I think it’s the same with raising our kids. Often time, all we see is what still needs improving and not the milestones that they have already reached. So we can become a discouragement to our own kids. Rather than encouraging them with the progress they have already made, we can become critical as to what they have not achieved. Especially at the end of the school year (not that we ever have one since we go year round as my kids like to remind me), it’s a good time to look back at the beginning of the year and, perhaps not even focus so much on the knowledge that they have gained (especially if they are in the binge and barf mode as so many of have been in our lives with school), but what good characters have they developed because that is what will ultimately carry them through life.
Okay, I’m not really talking about myself with energy to burn. Wish that was the case. This morning when I let the dog in, she started tearing through the house at top speed. I could have gotten mad at her, but realizing that it’s just that she’s a people dog and she wants to run around with people. So I went out to the backyard with her and played with her for a few minutes. She’s satisfied and happy to have had the time with me, and I don’t have to worry about the house being destroyed by her running through it at top speed.
I think sometimes our kids are not dissimilar to my dog.
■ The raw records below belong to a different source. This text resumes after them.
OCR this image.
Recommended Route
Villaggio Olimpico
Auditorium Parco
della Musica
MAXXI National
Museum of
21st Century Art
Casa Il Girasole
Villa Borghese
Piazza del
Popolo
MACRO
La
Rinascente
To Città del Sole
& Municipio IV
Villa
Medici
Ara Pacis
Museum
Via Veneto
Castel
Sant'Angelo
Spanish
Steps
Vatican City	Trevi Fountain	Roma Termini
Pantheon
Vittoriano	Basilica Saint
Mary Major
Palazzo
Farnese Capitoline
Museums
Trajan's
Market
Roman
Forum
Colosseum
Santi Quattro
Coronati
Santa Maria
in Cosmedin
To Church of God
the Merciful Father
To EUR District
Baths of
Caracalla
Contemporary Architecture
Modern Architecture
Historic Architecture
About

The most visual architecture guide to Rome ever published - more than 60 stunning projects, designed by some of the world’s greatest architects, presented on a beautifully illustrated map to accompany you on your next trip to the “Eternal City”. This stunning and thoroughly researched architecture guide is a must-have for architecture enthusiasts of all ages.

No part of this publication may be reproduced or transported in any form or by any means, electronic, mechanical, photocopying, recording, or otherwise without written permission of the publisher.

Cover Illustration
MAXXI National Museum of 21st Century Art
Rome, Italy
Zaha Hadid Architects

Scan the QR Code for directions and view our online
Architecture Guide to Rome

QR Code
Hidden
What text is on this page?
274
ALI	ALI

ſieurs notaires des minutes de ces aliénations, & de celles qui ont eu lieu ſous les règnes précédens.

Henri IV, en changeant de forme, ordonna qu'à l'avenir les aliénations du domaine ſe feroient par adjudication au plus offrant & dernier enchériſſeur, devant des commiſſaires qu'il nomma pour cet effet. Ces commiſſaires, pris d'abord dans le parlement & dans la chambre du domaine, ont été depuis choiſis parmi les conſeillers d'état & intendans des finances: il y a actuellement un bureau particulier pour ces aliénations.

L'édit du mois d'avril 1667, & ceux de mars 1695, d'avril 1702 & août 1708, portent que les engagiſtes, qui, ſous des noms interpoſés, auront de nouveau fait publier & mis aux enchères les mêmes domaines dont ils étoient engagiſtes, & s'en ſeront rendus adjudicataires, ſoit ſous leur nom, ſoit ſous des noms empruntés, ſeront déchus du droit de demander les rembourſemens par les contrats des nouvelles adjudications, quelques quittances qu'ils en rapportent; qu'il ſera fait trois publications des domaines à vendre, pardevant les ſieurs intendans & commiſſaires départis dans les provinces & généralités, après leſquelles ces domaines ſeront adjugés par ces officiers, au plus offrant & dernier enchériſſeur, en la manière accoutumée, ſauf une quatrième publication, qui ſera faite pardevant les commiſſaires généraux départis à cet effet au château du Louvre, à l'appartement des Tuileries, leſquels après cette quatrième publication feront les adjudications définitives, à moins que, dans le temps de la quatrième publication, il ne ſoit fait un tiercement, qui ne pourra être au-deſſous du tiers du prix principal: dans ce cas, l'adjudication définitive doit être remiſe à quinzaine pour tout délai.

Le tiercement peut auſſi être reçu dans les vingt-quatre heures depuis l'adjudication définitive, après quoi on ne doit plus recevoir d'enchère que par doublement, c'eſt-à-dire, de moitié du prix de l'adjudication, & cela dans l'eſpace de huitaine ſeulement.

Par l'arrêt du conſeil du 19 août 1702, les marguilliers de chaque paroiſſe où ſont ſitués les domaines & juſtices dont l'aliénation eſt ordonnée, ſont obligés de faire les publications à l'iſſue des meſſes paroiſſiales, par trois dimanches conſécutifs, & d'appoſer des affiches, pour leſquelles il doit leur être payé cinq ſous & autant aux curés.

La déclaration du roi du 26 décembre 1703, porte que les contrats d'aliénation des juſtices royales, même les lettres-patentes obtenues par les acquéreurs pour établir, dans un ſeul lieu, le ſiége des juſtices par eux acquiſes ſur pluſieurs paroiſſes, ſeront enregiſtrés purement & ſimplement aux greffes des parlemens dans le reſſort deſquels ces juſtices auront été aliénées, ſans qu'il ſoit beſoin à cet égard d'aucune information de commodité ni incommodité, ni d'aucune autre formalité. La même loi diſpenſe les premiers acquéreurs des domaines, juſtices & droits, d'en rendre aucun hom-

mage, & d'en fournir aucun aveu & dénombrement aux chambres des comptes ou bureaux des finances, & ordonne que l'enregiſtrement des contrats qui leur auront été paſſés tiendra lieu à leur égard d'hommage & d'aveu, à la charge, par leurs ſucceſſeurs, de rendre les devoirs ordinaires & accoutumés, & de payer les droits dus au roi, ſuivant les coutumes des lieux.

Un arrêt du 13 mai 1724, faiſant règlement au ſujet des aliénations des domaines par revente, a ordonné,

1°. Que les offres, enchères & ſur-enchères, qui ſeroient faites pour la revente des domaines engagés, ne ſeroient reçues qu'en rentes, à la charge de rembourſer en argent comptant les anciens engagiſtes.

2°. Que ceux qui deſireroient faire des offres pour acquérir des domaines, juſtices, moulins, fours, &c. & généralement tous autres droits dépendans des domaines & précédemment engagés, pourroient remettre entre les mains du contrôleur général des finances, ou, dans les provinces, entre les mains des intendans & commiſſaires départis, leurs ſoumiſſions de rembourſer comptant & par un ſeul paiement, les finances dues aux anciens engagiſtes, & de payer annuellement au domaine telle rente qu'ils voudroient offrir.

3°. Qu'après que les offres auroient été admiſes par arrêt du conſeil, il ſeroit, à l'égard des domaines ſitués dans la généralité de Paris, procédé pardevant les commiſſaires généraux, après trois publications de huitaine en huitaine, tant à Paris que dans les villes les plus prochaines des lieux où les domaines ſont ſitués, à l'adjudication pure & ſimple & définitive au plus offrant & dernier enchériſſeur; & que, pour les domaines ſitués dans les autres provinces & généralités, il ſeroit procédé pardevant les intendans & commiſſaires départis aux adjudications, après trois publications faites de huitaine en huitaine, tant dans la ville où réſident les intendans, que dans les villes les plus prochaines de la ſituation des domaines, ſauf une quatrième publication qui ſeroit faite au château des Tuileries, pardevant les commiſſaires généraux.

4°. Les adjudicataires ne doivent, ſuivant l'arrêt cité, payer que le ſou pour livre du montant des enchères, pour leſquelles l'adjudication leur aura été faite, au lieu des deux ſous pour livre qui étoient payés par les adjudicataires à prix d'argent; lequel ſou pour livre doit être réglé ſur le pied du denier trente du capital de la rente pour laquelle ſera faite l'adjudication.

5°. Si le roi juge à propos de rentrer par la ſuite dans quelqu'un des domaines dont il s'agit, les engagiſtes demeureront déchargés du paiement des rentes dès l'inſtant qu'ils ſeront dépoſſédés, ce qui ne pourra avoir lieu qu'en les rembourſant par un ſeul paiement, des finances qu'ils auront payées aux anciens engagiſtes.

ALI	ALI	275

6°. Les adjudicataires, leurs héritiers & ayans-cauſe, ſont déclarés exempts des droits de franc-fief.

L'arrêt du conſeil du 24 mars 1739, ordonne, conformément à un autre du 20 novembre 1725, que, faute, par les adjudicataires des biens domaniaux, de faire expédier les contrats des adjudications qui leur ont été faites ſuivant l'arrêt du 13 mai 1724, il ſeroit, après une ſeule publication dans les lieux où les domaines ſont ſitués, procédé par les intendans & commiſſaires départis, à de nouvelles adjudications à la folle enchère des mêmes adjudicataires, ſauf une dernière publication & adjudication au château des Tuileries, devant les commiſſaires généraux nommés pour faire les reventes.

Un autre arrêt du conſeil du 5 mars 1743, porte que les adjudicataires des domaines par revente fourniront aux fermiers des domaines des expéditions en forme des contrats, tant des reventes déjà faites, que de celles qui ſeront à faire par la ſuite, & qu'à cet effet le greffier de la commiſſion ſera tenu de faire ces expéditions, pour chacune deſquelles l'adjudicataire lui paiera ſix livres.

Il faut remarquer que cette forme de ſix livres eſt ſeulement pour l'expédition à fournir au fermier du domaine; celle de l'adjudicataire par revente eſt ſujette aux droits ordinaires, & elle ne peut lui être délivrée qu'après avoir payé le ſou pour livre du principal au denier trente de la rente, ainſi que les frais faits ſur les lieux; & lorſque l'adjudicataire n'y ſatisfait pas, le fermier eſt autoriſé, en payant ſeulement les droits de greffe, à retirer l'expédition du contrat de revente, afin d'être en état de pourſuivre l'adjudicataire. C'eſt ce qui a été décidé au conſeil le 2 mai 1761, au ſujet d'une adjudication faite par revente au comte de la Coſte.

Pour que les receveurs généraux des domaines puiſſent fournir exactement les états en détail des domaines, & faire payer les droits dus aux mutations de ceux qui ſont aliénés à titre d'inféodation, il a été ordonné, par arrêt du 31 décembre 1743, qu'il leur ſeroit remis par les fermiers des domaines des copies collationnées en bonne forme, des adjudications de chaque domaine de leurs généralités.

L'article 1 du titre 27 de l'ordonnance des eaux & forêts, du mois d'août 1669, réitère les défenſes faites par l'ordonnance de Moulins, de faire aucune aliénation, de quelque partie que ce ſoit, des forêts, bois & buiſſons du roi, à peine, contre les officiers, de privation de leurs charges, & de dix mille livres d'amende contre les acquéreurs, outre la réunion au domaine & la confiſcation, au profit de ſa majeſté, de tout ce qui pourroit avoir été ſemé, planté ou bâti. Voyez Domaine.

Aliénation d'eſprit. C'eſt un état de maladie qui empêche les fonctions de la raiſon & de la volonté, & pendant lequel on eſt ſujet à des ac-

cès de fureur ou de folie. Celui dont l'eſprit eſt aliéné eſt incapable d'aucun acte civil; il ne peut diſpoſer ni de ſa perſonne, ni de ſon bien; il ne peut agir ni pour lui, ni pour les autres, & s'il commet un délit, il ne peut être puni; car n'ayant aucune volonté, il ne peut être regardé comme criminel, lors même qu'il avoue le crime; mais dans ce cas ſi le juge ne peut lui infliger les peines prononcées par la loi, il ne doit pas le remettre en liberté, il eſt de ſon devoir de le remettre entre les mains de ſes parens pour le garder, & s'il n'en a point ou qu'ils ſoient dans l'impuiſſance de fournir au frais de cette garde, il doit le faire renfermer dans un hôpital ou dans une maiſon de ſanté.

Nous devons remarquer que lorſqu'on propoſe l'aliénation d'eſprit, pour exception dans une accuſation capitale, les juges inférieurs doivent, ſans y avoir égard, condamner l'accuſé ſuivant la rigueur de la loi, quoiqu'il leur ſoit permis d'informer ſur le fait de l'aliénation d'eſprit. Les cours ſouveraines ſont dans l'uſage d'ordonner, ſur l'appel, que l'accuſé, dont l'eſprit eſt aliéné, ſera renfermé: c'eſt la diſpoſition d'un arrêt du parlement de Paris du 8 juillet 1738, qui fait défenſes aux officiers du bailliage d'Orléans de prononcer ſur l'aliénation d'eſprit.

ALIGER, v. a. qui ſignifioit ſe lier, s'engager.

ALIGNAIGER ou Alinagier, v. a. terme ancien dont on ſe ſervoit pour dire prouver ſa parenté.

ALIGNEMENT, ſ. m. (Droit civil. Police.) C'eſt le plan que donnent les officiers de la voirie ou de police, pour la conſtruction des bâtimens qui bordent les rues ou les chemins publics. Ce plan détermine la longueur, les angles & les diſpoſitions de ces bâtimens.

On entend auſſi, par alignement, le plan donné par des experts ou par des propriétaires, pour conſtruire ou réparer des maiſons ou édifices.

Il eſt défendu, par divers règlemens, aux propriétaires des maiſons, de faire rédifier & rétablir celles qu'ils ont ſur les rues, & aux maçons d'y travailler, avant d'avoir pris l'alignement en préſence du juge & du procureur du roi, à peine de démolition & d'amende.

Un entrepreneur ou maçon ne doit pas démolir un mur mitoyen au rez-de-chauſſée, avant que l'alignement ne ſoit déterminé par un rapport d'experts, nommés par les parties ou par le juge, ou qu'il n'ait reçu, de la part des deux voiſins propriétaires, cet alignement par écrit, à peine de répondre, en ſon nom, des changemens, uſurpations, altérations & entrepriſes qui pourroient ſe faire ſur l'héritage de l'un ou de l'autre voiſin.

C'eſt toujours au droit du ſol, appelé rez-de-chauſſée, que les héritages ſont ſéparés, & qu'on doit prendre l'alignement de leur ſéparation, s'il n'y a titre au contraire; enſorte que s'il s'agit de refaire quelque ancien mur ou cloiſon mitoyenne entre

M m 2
They really don’t mean harm but they have so much energy to burn and if we don’t give them a proper outlet, they can become destructive and our improper response can ruin our relationship with them. Especially for boys, we really need to be sensitive to their need to be active and move about. Come up with creative ways for them to burn off energy. Find ways to study while burning off energy. Take an active part in their activities too, that is often how good memories are built for not just the kids but us too. Does it mean that we just let our kids drive our agenda? No, but I’ve known a dog trainer who has turned humane society dogs into movie stars and service dogs. She doesn’t let her dogs get away with being disobedience, but she still have a loving relationship with her dogs. So we too need wisdom to know how to balance things in life so we teach our children to work and be obedient but within the context of how they function as people.